Tangis Bahagia Baiq Nuril Menatap Amnesti

Rivki - detikNews
Kamis, 25 Jul 2019 07:34 WIB
Senyum bahagia Baiq Nuril setelah amnestinya disetujui Komisi III DPR. (Lamhot Aritonang/detikcom)
Senyum bahagia Baiq Nuril setelah amnestinya disetujui Komisi III DPR. (Lamhot Aritonang/detikcom)
Jakarta - Komisi III DPR menyetujui surat pertimbangan amnesti dari Presiden Joko Widodo (Jokowi) untuk Baiq Nuril. Tangis bahagia Nuril pun pecah ketika surat itu disetujui oleh anggota DPR.

Sore ini, Rabu (24/7/2019) Baiq hadir di Kompleks Parlemen, Senayan, Jakarta, dalam pleno Komisi III DPR yang membahas surat pertimbangan amnesti Presiden Joko Widodo (Jokowi) dirinya. Pleno memutuskan secara aklamasi menyetujui surat pertimbangan tersebut.

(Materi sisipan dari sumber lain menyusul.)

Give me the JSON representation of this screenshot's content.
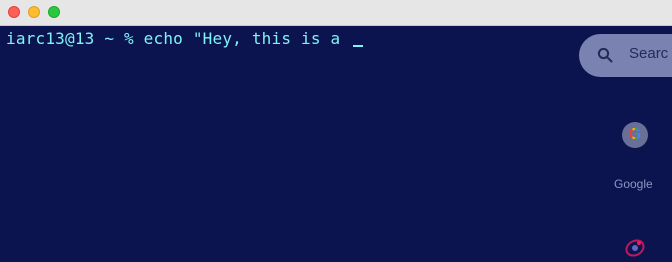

"Perlu kami sampaikan bahwa Komisi III DPR RI telah melakukan pleno dan alhamdulillah kepada Saudari Nuril telah diputus dan diberi pandangan dari 10 fraksi dan dihadiri 6 fraksi secara aklamasi dapat memberikan pertimbangan kepada presiden untuk dapat diberikan amnesti kepada Saudari Nuril," kata Ketua Komisi III DPR Aziz Syamsuddin di gedung DPR, Senayan, Jakarta, Rabu (24/7/2019).


Selanjutnya, persetujuan amnesti itu akan disahkan lewat rapat paripurna DPR yang akan digelar pada Kamis (25/7) besok. Malam ini, keputusan Komisi III DPR akan dibawa ke rapat Badan Musyawarah (Bamus).

"Besok mudah-mudahan bisa dibacakan di paripurna hasil pleno Komisi III DPR RI yang telah kami ambil keputusannya untuk dapat memberikan persetujuan pemberi amnesti kepada Saudari Nuril, dalam hal terkait amnesti," ucap Aziz.

Tangis Bahagia Baiq Nuril Saat Amnestinya Disetujui Komisi III DPRTangis bahagia Baiq Nuril saat amnestinya disetujui Komisi III DPR. (Lamhot Aritonang/detikcom)

Tangis Baiq Nuril pecah setelah mendengarkan keputusan Komisi III DPR yang menyetujui pemberian amnesti untuknya. Ia tak henti mengucapkan terima kasih.

"Alhamdulillah, alhamdulillah. Mungkin tunggu besok (Kamis) ya, 25 Juli untuk pembacaan di sidang paripurna. Mudah-mudahan. Alhamdulillah...," kata Baiq sambil terisak.

Ia tak banyak berkata-kata. Air mata Baiq tidak henti menetes.

"Saya hanya bisa bilang terima kasih, terima kasih, terima kasih," sambung Baiq Nuril.